The latest quarterly report released Wednesday from FilmLA, Los Angeles’ film permitting office, confirmed the pain production crews have been in this year and signaled that it’s only gotten worse.
Shooting days slipped 5 percent over a three-month period from July to September to 5,048, marking the weakest quarter of 2024, and every category of scripted production lags behind five-year averages on both a per-quarter and year-to-date basis. A bright spot came in the feature film production column, which rose by more than 25 percent last quarter to 476 shooting days. FilmLA stressed that an expansion to California’s film and TV tax credit program is needed to curb the downward trajectory and keep productions in the state. It has been both a rallying cry and source of confusion in the industry for years.
One director who has made more than half of his narrative features in the state, Judd Apatow, recently spoke with The Hollywood Reporter at a starry industry fundraiser in Malibu on Sept. 23 during which time he was keen to talk about the concerning landscape of local production as well as that confusion.
“I’ve never understood why California doesn’t think they should have a healthy tax rebate for our industry,” Judd Apatow explained ahead of a hosting gig at the star-studded fundraiser Rock4EB! “I was just in Michigan and I remember they had a great rebate for a while and then suddenly they just got rid of it. All these people moved to town to create an industry there but then they all had to leave. Other places like Georgia do very well, and it must make sense for them economically because they’ve been doing it for a long time. They know the numbers and why it adds value to the state.”
Seeing the declines out of Los Angeles and California at large is emotional for Apatow. “It is heartbreaking to watch it happen because as people tighten their belts, there are very few situations where people can just stay in town because they want to. Most of my movies have been made in California — four out of seven — and all of them could have been made somewhere else but there’s an energy and a vibe to California that made it work.”
Apatow’s California-set films include 2005’s The 40-Year-Old Virgin starring Steve Carell, 2007’s Knocked Up with Seth Rogen and Katherine Heigl, 2009’s Funny People starring Rogen, Adam Sandler and Leslie Mann, and 2012’s This Is 40 starring Mann opposite Paul Rudd. Asked whether he would have challenges making any of those films today in California, Apatow said the greenlights are always at the end of budget equations.
“Everybody is worried about things cost,” he explained. “It’s just a completely different paradigm for everything. There are movies that we made with healthy budgets that they would want us to make for half as much and that wouldn’t be possible today, or we wouldn’t have enough shoot days here to make it look right. It’s more challenging today but you still just have to fight it out.”

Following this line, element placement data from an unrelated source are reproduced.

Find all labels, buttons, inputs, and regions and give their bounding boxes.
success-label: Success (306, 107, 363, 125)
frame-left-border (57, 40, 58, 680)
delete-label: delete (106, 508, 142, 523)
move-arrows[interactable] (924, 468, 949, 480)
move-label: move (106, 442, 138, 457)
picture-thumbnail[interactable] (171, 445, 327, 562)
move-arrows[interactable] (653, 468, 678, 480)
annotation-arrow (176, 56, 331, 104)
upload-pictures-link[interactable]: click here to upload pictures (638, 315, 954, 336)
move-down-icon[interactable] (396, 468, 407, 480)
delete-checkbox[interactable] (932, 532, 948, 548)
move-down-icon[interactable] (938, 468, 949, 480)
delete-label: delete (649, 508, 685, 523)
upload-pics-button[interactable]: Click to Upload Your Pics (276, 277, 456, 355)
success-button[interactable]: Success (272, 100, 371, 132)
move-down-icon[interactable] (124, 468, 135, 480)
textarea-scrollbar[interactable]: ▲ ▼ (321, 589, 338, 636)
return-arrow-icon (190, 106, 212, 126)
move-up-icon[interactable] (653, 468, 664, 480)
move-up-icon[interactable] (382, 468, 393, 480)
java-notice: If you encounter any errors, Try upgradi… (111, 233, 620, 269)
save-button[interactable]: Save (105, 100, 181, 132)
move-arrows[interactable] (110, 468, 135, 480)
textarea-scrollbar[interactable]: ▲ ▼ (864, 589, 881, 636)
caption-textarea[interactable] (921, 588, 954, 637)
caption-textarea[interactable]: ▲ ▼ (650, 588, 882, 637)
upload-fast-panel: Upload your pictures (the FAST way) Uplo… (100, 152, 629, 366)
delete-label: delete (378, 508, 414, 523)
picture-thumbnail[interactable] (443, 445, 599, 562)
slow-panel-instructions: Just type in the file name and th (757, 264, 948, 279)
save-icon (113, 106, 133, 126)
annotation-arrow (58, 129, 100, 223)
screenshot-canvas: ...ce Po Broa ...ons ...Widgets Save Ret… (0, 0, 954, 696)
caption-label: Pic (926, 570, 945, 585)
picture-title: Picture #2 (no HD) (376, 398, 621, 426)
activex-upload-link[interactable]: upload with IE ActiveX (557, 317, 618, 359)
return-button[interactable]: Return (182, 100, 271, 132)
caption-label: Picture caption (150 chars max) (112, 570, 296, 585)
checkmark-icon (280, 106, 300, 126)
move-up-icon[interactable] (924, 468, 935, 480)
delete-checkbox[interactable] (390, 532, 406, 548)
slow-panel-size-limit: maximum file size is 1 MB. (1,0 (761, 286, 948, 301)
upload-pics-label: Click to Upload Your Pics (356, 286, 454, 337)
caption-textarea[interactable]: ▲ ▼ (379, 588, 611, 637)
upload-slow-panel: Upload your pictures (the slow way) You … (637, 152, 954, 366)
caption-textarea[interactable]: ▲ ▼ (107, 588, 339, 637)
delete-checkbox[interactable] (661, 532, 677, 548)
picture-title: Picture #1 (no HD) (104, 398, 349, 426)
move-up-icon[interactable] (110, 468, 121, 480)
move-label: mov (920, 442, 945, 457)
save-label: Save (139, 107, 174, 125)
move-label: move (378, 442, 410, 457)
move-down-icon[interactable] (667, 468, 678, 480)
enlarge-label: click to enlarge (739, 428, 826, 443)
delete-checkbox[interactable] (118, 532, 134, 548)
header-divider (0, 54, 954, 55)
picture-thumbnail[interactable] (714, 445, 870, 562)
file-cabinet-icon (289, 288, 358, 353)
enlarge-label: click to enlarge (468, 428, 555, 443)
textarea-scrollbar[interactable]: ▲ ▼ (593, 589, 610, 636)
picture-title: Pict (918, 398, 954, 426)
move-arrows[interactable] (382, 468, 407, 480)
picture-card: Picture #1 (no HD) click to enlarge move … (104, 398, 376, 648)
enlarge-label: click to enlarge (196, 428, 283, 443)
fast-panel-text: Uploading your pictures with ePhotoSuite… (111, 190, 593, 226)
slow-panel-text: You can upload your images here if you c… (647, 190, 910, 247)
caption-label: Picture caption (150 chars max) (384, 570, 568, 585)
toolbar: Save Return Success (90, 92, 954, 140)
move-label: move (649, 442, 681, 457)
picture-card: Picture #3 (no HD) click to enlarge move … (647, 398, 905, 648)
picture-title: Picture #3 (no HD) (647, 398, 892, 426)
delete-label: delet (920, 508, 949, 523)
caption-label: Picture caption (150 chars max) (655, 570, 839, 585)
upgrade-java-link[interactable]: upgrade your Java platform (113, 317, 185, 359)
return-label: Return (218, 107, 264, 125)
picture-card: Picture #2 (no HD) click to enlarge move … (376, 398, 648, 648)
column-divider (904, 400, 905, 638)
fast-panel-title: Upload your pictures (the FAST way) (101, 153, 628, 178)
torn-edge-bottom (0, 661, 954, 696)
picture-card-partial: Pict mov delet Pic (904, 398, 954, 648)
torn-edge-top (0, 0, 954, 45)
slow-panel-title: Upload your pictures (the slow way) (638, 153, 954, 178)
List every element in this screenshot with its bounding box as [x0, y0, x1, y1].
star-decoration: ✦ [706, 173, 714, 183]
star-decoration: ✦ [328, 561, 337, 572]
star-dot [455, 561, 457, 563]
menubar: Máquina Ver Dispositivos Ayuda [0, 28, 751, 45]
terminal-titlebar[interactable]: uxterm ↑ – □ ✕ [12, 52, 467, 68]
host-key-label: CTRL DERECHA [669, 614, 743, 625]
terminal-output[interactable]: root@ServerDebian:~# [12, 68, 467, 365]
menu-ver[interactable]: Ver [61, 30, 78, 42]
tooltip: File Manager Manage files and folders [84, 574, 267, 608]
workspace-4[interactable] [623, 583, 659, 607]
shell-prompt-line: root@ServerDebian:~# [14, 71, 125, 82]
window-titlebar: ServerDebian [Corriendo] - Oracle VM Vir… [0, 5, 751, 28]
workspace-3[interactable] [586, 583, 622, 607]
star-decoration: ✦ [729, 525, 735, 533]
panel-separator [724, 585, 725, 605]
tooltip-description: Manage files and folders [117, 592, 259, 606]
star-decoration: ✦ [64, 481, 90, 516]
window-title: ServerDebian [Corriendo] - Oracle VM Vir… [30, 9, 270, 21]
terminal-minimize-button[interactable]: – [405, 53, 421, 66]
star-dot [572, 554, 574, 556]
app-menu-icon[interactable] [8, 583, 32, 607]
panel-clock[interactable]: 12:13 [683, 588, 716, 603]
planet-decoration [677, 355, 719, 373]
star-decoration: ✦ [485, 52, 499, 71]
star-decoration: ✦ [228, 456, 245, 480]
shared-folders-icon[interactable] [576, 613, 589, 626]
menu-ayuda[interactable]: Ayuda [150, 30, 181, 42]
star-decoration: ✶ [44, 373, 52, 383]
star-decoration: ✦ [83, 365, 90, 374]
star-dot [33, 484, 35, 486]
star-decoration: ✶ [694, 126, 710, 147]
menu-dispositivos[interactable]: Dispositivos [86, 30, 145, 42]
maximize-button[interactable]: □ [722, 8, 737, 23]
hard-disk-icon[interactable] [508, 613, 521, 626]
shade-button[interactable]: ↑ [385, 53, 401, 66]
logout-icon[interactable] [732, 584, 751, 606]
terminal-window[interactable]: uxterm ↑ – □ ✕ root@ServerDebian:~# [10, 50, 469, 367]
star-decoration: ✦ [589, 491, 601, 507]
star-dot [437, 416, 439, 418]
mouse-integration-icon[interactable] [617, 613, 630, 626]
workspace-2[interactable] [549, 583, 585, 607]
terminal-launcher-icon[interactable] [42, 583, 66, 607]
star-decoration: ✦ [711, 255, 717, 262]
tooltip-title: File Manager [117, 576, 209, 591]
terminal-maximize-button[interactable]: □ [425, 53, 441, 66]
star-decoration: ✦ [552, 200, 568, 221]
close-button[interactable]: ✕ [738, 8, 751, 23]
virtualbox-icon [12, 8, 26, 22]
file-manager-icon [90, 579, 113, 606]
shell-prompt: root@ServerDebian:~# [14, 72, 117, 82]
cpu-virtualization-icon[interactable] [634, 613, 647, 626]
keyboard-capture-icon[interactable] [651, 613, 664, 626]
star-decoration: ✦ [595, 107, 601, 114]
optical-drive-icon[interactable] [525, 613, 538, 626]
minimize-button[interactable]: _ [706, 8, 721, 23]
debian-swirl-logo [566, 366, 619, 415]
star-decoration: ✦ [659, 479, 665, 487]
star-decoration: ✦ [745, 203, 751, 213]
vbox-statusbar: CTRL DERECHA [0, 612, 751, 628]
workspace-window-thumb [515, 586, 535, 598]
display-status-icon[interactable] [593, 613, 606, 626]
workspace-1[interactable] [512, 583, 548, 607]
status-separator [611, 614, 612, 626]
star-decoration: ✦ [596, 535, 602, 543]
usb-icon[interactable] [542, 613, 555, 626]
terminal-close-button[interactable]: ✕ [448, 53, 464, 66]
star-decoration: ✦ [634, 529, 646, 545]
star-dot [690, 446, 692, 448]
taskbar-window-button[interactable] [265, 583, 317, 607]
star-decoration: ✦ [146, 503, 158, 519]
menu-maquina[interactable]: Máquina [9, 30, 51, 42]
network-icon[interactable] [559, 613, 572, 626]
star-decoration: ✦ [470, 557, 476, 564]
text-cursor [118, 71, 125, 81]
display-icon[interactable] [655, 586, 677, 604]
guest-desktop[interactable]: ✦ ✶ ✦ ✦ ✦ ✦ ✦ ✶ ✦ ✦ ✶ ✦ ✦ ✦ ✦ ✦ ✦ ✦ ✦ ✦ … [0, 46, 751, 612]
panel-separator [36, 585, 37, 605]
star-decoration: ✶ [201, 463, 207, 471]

Some of those battles are with algorithms, he added. “It’s scary because everyone has too much information and on some level, they are letting algorithms and [artificial intelligence] make decisions that should be made by the heart and the gut. That’s something we all need to be on the look out for these days. [Studios and streamers] need to be making things that don’t make sense. If you look at movies and TV from our past, if you pitched those projects today, they would not get made. Try pitching [Stanley Kubrick’s 1968 sci-fi epic] 2001: A Space Odyssey right now.”
While Apatow suggests creativity is suffering at the mercy of algorithms, audiences are also noticing a difference when it comes to the production exodus, both locally and in other major U.S. cities. “There’s a lot of Prague for New York happening right now, and you notice is when you watch movies. You’re like, I don’t know what it is but that looks like a very weird New York.”